Information comparing treatment outcome for diffuse large Bcell (DLBCL) and follicular (FL) non-Hodgkin lymphoma (NHL) patients treated with schemes with and without rituximab from low- and middle-income countries is scarce. Clinical characteristics, response to therapy and long-term outcome of DLBCL and FL patients were studied. Patients with DLBCL and FL diagnosed over 8years at a reference center in northeast Mexico were included. Kaplan-Meier method was used to determine overall survival (OS) and progression-free survival (PFS). Cox regression model was used to evaluate the association between risk factors, rituximab therapy and clinical outcome. One hundred-sixteen patients with DLBCL and 65 with FL in advanced stages were included. Median age was 57.8 and 56years, respectively. Clinical characteristics between groups receiving or not receiving rituximab were comparable. Stages III and IV were found in 63.8% of DLBCL and 84.6% in FL patients, respectively.

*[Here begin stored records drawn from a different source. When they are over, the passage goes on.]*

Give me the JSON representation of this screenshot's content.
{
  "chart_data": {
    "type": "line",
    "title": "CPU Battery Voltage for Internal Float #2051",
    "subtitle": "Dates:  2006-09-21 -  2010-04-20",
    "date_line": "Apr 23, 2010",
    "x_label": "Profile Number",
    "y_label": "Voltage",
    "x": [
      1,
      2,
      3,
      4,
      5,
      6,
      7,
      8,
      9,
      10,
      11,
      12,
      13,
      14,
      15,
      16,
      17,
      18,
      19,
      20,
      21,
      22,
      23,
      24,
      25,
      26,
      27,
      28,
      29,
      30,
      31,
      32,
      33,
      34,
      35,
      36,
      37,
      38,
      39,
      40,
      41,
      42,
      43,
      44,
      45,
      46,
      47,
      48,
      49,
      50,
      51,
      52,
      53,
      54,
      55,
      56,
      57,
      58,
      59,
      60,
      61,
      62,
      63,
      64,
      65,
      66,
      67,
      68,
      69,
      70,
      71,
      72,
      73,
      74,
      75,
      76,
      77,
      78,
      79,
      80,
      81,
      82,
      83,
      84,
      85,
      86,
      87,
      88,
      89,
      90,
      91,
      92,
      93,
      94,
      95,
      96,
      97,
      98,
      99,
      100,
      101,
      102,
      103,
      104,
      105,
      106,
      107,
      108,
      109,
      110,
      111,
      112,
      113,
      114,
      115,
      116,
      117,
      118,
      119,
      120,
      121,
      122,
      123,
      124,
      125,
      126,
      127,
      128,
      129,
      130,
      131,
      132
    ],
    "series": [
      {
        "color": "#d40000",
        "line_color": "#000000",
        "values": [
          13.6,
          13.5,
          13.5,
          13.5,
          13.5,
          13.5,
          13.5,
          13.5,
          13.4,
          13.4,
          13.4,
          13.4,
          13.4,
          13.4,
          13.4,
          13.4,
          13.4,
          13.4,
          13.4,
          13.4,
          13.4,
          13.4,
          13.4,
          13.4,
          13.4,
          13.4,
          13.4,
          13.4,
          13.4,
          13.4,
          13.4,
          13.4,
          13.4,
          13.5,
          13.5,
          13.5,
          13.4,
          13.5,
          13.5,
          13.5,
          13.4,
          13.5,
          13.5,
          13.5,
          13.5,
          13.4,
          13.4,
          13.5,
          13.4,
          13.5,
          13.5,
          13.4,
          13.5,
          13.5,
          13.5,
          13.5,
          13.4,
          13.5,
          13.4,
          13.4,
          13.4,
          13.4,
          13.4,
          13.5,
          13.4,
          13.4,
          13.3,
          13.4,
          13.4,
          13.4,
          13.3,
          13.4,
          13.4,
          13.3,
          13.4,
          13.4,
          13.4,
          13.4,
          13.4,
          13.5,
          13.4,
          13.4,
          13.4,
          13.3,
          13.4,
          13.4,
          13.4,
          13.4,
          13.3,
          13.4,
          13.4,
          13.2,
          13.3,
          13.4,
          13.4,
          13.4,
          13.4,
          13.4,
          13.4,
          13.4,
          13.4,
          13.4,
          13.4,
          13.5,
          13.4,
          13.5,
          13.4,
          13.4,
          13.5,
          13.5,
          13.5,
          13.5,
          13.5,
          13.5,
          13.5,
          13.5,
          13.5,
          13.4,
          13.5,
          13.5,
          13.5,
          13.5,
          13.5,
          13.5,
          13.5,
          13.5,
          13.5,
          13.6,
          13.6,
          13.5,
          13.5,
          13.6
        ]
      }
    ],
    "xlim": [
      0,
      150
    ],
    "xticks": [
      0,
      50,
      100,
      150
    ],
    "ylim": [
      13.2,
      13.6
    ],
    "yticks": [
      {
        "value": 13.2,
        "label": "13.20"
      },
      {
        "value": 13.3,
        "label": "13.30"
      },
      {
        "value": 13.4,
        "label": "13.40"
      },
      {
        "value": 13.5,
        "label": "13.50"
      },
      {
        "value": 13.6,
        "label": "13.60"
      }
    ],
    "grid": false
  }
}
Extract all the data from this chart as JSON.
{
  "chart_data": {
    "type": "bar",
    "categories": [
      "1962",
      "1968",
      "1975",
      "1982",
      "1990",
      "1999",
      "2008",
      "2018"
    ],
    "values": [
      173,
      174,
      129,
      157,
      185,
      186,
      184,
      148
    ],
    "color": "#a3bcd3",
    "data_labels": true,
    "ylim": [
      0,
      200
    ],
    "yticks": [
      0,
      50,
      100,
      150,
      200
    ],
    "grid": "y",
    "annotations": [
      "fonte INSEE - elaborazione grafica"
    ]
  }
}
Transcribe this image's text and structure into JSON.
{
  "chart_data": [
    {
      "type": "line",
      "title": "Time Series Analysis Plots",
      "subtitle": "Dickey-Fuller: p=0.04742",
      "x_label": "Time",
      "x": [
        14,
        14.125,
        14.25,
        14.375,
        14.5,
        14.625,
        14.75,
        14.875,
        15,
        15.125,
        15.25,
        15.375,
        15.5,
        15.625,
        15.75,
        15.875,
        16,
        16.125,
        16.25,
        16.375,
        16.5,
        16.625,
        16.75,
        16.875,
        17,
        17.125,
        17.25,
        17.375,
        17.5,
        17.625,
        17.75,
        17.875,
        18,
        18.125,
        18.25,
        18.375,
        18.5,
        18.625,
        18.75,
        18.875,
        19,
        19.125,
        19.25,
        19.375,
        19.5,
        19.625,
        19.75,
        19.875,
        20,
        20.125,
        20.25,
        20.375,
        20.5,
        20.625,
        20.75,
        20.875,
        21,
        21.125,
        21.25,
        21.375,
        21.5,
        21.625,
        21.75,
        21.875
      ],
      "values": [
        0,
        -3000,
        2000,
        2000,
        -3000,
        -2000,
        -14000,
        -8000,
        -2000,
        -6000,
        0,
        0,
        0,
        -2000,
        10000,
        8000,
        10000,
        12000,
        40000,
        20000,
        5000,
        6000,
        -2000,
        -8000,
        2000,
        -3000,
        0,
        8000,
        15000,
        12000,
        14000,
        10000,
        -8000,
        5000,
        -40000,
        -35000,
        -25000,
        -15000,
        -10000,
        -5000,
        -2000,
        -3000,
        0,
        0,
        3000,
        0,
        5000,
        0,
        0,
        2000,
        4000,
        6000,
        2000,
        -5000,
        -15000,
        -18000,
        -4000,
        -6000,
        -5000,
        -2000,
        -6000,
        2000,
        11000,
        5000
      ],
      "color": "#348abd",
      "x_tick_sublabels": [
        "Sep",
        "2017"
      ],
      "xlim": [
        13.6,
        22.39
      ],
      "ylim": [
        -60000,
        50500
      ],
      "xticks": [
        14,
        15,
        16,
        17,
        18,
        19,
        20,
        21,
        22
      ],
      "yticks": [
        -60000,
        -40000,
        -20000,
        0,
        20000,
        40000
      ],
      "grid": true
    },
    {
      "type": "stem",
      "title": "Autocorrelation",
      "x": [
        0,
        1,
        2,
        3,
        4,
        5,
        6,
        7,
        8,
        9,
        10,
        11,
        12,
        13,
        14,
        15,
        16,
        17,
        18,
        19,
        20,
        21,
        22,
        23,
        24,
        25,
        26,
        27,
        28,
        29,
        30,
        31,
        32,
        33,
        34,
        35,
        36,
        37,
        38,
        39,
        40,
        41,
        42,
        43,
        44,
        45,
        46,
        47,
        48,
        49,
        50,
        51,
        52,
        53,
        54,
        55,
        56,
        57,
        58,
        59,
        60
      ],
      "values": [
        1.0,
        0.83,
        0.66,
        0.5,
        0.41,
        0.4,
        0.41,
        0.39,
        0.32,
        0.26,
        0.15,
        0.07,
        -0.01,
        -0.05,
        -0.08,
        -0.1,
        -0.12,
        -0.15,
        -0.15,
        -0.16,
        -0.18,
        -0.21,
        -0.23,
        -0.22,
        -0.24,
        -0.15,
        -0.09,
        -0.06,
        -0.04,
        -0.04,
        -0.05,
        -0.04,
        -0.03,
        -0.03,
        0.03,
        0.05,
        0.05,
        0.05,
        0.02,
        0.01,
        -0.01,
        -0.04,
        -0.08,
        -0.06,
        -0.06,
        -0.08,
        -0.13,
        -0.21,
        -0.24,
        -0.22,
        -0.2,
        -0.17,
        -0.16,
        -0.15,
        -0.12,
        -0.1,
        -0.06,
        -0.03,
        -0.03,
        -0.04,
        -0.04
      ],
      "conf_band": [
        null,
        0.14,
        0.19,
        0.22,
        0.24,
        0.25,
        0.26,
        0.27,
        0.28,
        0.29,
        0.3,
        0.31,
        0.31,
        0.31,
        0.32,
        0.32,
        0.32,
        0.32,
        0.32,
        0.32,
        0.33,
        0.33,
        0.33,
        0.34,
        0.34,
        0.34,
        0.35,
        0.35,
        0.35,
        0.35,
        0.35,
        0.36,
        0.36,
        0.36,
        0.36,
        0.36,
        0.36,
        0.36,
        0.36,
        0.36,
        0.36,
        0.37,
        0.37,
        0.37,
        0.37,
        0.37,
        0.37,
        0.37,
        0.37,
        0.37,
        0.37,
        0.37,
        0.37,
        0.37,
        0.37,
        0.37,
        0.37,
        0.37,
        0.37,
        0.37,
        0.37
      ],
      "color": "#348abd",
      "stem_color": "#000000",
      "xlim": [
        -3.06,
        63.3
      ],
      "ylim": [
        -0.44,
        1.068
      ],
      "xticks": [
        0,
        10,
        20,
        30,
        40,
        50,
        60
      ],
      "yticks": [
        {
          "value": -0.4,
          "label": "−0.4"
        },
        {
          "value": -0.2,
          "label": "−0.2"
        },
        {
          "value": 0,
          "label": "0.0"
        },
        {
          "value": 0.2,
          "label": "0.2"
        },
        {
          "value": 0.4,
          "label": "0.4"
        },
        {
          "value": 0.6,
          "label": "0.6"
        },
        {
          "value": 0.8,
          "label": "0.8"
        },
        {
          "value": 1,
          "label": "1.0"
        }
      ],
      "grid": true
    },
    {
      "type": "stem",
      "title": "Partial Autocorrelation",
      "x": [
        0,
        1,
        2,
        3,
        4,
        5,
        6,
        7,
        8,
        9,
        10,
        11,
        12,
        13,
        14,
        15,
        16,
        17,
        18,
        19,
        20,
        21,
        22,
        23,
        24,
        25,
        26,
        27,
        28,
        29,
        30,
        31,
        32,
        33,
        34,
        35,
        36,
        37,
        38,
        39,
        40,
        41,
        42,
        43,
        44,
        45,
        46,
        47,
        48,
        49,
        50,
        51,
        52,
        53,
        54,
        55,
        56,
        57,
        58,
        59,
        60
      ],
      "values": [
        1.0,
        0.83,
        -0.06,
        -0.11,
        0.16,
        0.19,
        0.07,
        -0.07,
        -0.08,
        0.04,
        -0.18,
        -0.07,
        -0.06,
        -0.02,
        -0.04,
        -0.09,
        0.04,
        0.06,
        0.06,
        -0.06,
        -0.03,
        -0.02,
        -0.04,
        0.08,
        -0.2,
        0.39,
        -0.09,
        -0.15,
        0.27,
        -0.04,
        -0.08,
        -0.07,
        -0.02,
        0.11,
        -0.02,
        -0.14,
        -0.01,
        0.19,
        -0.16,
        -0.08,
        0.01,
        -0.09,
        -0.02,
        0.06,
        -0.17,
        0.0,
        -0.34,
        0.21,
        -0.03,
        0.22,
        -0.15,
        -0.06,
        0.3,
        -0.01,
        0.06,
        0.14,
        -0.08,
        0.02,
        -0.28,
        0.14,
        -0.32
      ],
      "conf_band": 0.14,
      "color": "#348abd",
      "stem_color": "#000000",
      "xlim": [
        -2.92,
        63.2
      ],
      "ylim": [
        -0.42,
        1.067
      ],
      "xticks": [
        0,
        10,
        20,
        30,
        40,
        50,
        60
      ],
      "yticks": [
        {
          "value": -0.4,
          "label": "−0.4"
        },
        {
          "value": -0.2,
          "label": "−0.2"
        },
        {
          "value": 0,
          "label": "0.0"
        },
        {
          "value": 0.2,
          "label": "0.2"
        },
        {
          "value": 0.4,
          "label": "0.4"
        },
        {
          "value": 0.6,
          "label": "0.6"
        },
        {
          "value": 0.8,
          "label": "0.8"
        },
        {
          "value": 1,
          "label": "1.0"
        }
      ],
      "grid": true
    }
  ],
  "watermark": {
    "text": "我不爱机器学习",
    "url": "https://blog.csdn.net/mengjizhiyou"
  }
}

OS and PFS at 60months were 63.8 and 51.2% in DLBCL and 70.6 and 33.8% in FL. No difference in OS was found in DLBCL and FL when rituximab-based regimens vs. non rituximab-based regimens were compared, but a statistically significant difference was documented in PFS in FL patients. Addition of rituximab to CHOP-like regimens did not improve OS in DLBCL and FL NHL subtypes. In comparison to developed countries, diagnosis of NHL was made a decade earlier and in advanced clinical stages. Cost-efficiency of adding rituximab to therapy for these patients should be assessed.